Psh! As if. Sasuke-kun was stronger by far. Sakura was sure he’d been last to faint when the cloud of noxious mist gushed from the walls of the narrow gorge Team Seven had been walking along, starting the long trek back to Konoha after completing their latest job. Therefore, the knock-out toxin would still be working through his system.

Sakura was about to tell Naruto as much. But either the enemy had taken down Sasuke hot on Naruto’s heels, or (Sakura didn’t know if this option was better or worse) Naruto’s goad was more effective in cracking Sasuke from his comatose state that any of her pleas, snivels, or professions of undying love. Sasuke’s dark lashes fluttered, delicate as the wings of a butterfly freshly unfurled from its cocoon. His head spilled loosely to one side and he made a quiet, mumbly noise, not quite a word.

Sakura scrambled over, crouching opposite Naruto on Sasuke’s left. She leant down, pressing her face close to his. “Sasuke-kun!”

“Sasuke!”

This time, Sasuke’s tongue found its way around syllables. “Noisy,” he gumbled, smacking weakly at them both. Then training kicked in. His eyes focused, his muscles tightened. Sakura saw it: the moment the boy became a soldier. “The enemy…”

So, he remembered. The ambush had struck without warning, no hint of hostile chakra. When Sakura pressed her tongue to the backs of her teeth, the strange, sweet taste of the poisoned mist was still stuck to her enamel.

“They got us,” she said, softly. “We’re prisoners.”

A dent formed at the centre of Sasuke’s alabaster brow. He reached up to brush his collar but didn’t fight when Sakura pushed his hand away (ignoring Naruto’s mutter of let the teme find out for himself). He craned his neck instead, peering at the two of them, then at their strange underground cell: curved and pale, shaped like a hole in a beehive.

“Where’s Kakashi?” he asked.

“He’ll be fine,” said Sakura, because it was all she’d been telling herself for the last however-long-it-had-been. Judging by Sasuke’s “Hm,” her voice didn’t sound any more convincing out loud than it did in her head.

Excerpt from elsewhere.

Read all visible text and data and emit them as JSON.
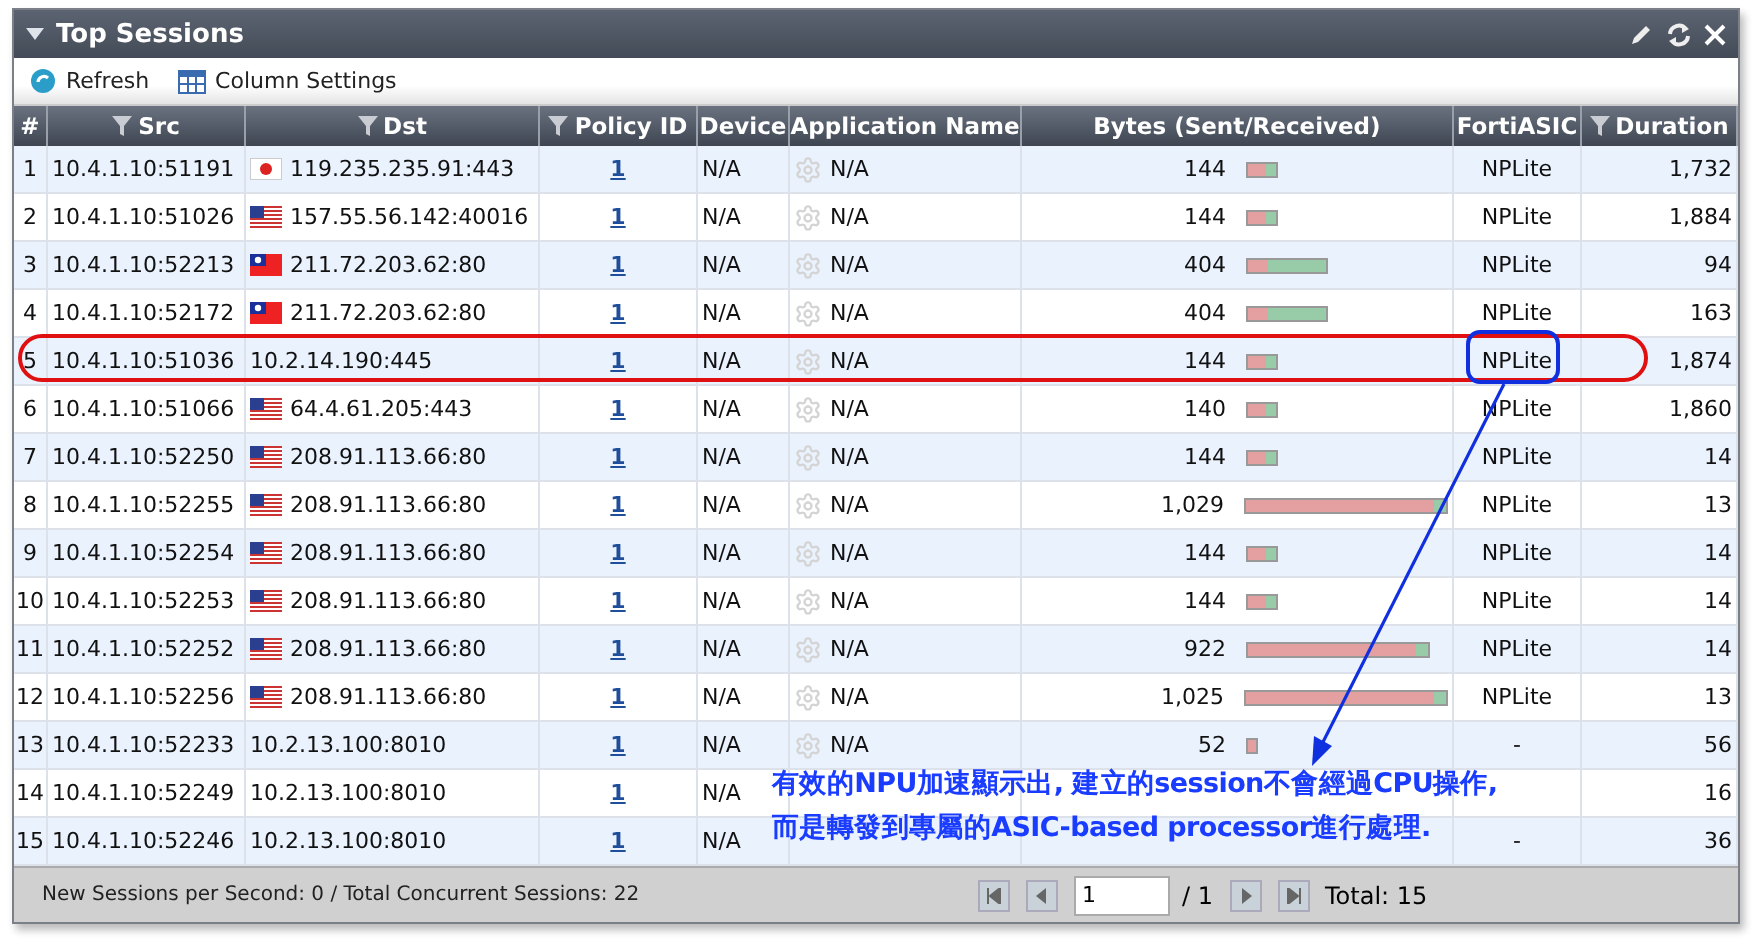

The lights were so bright they felt heavy, crushing the three of them against the cell floor. There was no variation in the pure, harsh radiance. It was as if they were all on an operating table, laid out beneath the surgeon’s knife. Sakura tilted her head back, squinting directly at the glowing panel until her head throbbed and her vision swam, bile roiling sour against her tongue.

She had fretted over Sasuke and Naruto because they were right here in front of her. Because she could touch them, stroke sweaty hair off their bloody, bruised faces, and convince herself that in some way, no matter how small, she could help.

Sensei… there was no sign of him. No promise he was even alive.

Had they left him in that gorge, out towards the edge of Nendo country? Flak jacket in shreds? White hair splattered red...?

Sakura tugged her bangs. The needlepoint pain in her scalp was grounding, necessary. She hadn’t been hurt as much as she should’ve been in their last fight. Hadn’t fought hard enough, hadn’t done enough to protect her friends…

Sasuke studied her, eyes cool and smooth as river pebbles. “We need to get out of here,” he said.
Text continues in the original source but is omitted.